I then decided that spending quality time with my kids on this cozy day was not in their best interest, so I threw myself into a project—cleaning, organizing and purging my kids rooms of toys, papers and junk that was cluttering up our apartment. I threw out or gave away half of what was sitting in my twins’ room. I might have overdone it. Barry has been looking for his plant he brought home from school last week. I told him it grew so tall I had to move it to the park. Eliana is looking for a candy bracelet, a set of stamps, and the rest of her glitter tattoos. I’m stalling with the “I’m sure they’re here somewhere. We will find them,” knowing full well they are now safely sitting in one of NYC’s landfills.

But I emerged from my household cleanse with a sense of accomplishment. Problem was it was only 1 pm. The rest of the afternoon went by about as fast as an MRI. By 4 pm, I decided it was time to make dinner and that everyone was helping. It’s rare that I allow my third grader to chop romaine lettuce with a Santoku knife, but anything becomes possible in a snowstorm. She did a good job too. 
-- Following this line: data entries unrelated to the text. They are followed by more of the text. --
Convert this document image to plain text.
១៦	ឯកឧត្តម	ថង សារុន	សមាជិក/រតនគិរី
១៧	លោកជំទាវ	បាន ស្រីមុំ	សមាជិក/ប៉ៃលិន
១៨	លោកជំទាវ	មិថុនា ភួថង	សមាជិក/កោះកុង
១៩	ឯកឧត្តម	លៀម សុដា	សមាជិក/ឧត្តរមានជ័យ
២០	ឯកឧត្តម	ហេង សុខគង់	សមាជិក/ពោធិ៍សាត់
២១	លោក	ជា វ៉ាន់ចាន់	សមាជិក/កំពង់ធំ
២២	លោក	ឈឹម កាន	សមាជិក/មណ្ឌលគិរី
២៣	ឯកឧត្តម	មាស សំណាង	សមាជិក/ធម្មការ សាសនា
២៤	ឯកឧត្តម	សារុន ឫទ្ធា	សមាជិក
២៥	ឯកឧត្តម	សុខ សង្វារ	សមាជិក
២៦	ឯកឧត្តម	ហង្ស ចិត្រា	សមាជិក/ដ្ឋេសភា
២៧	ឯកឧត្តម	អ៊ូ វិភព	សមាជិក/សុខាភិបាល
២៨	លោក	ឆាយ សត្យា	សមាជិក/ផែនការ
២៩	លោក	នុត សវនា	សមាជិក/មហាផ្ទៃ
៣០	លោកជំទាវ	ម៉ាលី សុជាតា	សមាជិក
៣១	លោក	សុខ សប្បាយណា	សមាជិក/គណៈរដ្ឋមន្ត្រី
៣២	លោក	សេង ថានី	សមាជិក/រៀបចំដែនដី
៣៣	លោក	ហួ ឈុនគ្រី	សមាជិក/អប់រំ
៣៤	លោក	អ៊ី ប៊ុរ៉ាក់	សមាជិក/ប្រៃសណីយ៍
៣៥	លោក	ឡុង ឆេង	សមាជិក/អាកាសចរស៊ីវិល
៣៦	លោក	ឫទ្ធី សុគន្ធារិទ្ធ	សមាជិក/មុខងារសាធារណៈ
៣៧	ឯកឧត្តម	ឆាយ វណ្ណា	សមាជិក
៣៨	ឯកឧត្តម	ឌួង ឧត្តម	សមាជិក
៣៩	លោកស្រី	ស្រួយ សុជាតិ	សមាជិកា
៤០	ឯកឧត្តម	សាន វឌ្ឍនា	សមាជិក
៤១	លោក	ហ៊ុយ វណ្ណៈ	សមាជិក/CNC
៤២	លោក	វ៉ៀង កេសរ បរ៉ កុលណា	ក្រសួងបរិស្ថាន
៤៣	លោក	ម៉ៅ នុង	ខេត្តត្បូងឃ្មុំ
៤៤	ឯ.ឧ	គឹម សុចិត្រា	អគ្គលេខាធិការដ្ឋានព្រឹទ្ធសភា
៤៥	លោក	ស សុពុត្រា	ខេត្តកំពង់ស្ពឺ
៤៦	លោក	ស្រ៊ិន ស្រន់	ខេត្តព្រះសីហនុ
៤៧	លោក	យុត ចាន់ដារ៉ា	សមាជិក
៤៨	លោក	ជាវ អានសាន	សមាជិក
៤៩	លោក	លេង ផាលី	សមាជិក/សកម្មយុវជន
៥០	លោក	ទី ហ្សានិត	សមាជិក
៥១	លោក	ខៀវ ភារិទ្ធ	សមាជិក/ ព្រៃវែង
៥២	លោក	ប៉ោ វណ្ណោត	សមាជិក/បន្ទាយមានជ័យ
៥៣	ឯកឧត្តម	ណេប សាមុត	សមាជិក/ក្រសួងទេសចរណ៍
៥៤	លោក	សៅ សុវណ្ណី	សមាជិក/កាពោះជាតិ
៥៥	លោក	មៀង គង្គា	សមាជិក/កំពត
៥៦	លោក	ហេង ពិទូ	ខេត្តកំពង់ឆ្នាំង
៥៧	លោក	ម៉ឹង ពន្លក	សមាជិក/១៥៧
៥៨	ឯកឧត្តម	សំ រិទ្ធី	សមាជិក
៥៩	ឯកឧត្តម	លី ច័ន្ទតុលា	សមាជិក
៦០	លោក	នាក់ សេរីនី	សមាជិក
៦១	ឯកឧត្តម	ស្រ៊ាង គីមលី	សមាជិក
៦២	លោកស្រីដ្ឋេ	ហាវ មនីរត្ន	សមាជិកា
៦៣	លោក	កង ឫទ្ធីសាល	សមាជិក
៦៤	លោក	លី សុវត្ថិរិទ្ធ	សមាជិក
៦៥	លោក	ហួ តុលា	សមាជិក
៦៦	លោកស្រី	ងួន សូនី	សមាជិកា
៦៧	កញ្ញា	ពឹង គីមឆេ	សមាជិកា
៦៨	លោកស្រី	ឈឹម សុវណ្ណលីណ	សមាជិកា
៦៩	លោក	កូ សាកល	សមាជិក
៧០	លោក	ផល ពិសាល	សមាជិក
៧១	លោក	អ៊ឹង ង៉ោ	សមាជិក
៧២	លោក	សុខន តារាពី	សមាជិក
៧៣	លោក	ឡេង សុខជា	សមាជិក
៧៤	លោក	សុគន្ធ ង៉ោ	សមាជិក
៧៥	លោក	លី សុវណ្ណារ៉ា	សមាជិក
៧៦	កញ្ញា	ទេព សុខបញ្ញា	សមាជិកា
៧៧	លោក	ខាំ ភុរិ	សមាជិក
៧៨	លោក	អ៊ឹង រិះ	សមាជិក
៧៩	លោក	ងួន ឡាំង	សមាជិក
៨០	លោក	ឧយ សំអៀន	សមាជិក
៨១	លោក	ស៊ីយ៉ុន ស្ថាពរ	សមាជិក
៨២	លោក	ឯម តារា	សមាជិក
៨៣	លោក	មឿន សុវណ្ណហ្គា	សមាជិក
The other girls helped set the table, roast vegetables, wash dishes, and Barry helped by staying out of the kitchen. Half a bottle of wine later, James Taylor Radio playing on Pandora (“what IS this bad music” they all wanted to know), Rob walked through the door at 6:34.

The truth is it ended up being a feel good day. It’s nice to know every once in a while that I can actually take care of my own children, get to know them a little better, have lunch with all of them at once, watch them bond with each other—thank you Gabby for building a Lego ship for Barry for one hour (she’s an oldest, she needs me to say that publicly). It feels good to know that I can do it. I just never want to do it again.


Well, at least not until the next snow day.